MAIN – ▢1.5 kg bone-in beef short ribs (3.3 pounds) – ▢250 g carrots (8.8 ounces), peeled & cut in medium size chunk – ▢200 g Korean radish (7 ounces), (or daikon radish), optional, cut in medium size chunk SAUCE – ▢1/2 cup water – ▢1 red apple (or nashi / asian pear), (170 g / 6 ounces), cored & chopped – ▢1/2 onion (60 g / 2 ounces), peeled & chopped – ▢6 Tbsp soy sauce , regular – ▢2 Tbsp brown sugar – ▢2 Tbsp honey – ▢2 Tbsp rice wine (mirin) – ▢1 Tbsp minced garlic – ▢1 tsp sesame oil – ▢5 whole black peppercorn


Boil a big saucepan with 2/3 full of water. Dip the ribs in cold water while boiling. Boil the short ribs for 6–8 minutes over medium-high heat once the water in the pot rapidly boils.   


Rinse the ribs in cool water after draining. Trim rib fat using scissors. Cook short ribs in the instant pot. Blend sauce ingredients in a mixer or food processor until smooth. 

Pour sauce on short ribs. Add the cover and seal the vent. Pressure cook on high for 35 minutes. Allow pressure to drop normally for 15 minutes after the pressure cook cycle (vent closed).   

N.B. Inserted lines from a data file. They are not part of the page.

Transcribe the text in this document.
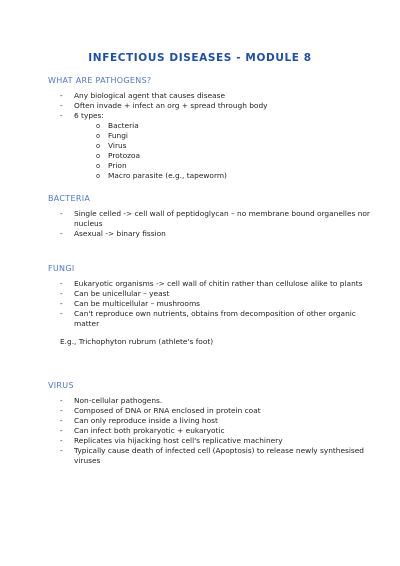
INFECTIOUS DISEASES - MODULE 8
WHAT ARE PATHOGENS?
- Any biological agent that causes disease
- Often invade + infect an org + spread through body
- 6 types:
o Bacteria
o Fungi
o Virus
o Protozoa
o Prion
o Macro parasite (e.g., tapeworm)
BACTERIA
- Single celled -> cell wall of peptidoglycan – no membrane bound organelles nor nucleus
- Asexual -> binary fission
FUNGI
- Eukaryotic organisms -> cell wall of chitin rather than cellulose alike to plants
- Can be unicellular – yeast
- Can be multicellular – mushrooms
- Can't reproduce own nutrients, obtains from decomposition of other organic matter
E.g., Trichophyton rubrum (athlete's foot)
VIRUS
- Non-cellular pathogens.
- Composed of DNA or RNA enclosed in protein coat
- Can only reproduce inside a living host
- Can infect both prokaryotic + eukaryotic
- Replicates via hijacking host cell's replicative machinery
- Typically cause death of infected cell (Apoptosis) to release newly synthesised viruses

Quick release and wait till the cycle is complete. Avoid residual steam. Take off the lid. Transfer meat to a large bowl with a slotted spoon, cover, and set aside. Stop keeping warm.   

Prepare vegetables and add to pot. Cook vegetables till tender in the pot for 20 minutes on sauté. Thick, glazy sauce will result.  

Toss the meat with the vegetables and sauce after turning off the heat. Note that you can separate the oil from the sauce using the cooking tips above. Top with toasted sesame seeds. 

Steamed rice and Korean sides go with ribs. Also good is steamed broccoli.